O Oriente Médio é um destino estratégico para o agronegócio nacional, absorvendo 32% das exportações de milho e 30% da carne de aves. O bloco também responde por 17% das vendas de açúcar e 7% da carne bovina. Apesar do cenário de conflito, Brandão acredita em uma normalização rápida dos fluxos, dada a natureza essencial da demanda por alimentos e produtos halal.
A balança comercial de fevereiro revelou mudanças significativas nos fluxos com os principais parceiros econômicos:
Estados Unidos – as exportações caíram 20,3%, totalizando US$ 2,523 bilhões. O recuo é atribuído à sobretaxa de 50% imposta pelo governo Trump em 2025. Embora a Suprema Corte americana tenha derrubado a medida no fim de fevereiro, os efeitos positivos na balança são esperados apenas para os próximos meses.
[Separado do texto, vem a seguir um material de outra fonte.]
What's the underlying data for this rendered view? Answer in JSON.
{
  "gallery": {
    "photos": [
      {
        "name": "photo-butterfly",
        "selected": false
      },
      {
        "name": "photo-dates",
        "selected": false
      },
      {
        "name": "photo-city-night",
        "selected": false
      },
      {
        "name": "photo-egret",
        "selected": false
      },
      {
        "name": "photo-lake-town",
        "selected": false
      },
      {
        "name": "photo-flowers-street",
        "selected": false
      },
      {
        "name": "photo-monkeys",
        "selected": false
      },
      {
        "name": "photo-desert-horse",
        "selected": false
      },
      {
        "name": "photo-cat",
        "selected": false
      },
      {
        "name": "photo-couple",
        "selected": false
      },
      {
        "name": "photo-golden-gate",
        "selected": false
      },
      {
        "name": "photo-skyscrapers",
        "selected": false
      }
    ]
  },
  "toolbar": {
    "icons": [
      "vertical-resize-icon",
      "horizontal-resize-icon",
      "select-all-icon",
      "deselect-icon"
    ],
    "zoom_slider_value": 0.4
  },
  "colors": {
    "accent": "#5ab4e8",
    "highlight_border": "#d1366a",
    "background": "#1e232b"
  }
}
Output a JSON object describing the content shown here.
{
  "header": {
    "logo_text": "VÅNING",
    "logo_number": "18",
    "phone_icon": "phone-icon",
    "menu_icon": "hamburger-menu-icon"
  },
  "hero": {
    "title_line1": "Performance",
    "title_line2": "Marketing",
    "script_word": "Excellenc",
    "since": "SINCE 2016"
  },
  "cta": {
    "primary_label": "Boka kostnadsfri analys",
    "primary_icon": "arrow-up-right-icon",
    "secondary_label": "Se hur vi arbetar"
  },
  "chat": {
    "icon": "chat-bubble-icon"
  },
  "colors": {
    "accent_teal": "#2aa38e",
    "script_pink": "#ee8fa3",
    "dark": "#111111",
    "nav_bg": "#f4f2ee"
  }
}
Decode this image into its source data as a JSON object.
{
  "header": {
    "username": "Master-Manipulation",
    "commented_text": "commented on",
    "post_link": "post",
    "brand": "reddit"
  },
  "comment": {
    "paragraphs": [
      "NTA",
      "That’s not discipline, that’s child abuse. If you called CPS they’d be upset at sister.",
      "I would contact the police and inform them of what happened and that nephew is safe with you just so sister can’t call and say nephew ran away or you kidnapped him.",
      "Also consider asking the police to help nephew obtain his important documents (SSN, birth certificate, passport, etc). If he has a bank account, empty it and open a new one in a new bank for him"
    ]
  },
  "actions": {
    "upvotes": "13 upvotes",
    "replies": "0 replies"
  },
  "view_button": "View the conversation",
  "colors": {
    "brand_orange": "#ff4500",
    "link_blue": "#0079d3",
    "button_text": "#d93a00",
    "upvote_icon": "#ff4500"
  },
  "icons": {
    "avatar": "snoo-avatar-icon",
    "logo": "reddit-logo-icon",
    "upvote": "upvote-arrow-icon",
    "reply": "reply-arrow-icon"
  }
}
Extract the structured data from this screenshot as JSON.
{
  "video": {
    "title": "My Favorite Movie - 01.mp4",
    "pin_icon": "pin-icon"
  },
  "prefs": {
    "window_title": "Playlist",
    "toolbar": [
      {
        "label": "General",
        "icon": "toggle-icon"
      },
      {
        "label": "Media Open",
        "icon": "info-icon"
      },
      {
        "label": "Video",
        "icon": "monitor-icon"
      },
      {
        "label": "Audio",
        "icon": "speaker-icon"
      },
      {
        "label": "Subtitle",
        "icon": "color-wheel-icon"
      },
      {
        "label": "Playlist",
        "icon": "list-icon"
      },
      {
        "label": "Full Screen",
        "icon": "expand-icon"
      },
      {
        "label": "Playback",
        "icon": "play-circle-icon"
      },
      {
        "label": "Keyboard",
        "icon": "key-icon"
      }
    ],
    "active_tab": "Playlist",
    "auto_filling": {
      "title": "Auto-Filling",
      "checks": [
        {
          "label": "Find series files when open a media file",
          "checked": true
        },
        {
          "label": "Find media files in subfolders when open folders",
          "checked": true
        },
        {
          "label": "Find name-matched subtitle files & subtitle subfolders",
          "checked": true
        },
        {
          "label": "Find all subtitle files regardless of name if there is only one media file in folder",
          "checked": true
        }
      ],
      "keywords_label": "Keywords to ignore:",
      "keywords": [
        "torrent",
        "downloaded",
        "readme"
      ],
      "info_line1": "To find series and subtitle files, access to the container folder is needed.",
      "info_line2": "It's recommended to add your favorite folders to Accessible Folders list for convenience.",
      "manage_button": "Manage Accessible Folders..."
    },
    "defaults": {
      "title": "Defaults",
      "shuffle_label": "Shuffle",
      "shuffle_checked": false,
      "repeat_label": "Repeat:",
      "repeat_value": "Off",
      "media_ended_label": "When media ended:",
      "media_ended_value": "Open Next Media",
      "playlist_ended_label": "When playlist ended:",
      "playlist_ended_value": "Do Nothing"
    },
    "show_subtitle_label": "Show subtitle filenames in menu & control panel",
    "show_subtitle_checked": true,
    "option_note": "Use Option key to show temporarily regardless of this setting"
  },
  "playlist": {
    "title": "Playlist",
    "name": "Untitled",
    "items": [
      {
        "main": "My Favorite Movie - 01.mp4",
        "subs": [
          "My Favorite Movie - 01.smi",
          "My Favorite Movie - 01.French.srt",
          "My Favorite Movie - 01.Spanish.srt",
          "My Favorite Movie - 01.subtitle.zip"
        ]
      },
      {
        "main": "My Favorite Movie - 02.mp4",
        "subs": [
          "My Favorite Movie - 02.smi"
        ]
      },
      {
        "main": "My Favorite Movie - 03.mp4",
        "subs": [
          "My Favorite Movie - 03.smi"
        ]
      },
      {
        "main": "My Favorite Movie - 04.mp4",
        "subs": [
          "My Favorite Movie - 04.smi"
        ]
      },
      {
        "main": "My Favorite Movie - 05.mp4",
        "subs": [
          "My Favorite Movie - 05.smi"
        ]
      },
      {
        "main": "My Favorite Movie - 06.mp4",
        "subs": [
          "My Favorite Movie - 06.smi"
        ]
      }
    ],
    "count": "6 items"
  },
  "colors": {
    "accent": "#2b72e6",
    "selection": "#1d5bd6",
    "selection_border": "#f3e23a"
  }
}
China – As vendas para o país asiático saltaram 38,7%, atingindo US$ 7,220 bilhões. O superávit com os chineses foi de US$ 1,73 bilhão, impulsionado também pela redução das importações.
União Europeia e Argentina – O bloco europeu registrou alta de 34,7% nas compras de produtos brasileiros. Já com a Argentina, houve retração mútua: as vendas caíram 26,5% e as compras recuaram 19,2%, mantendo, contudo, um saldo positivo para o Brasil de US$ 207 milhões.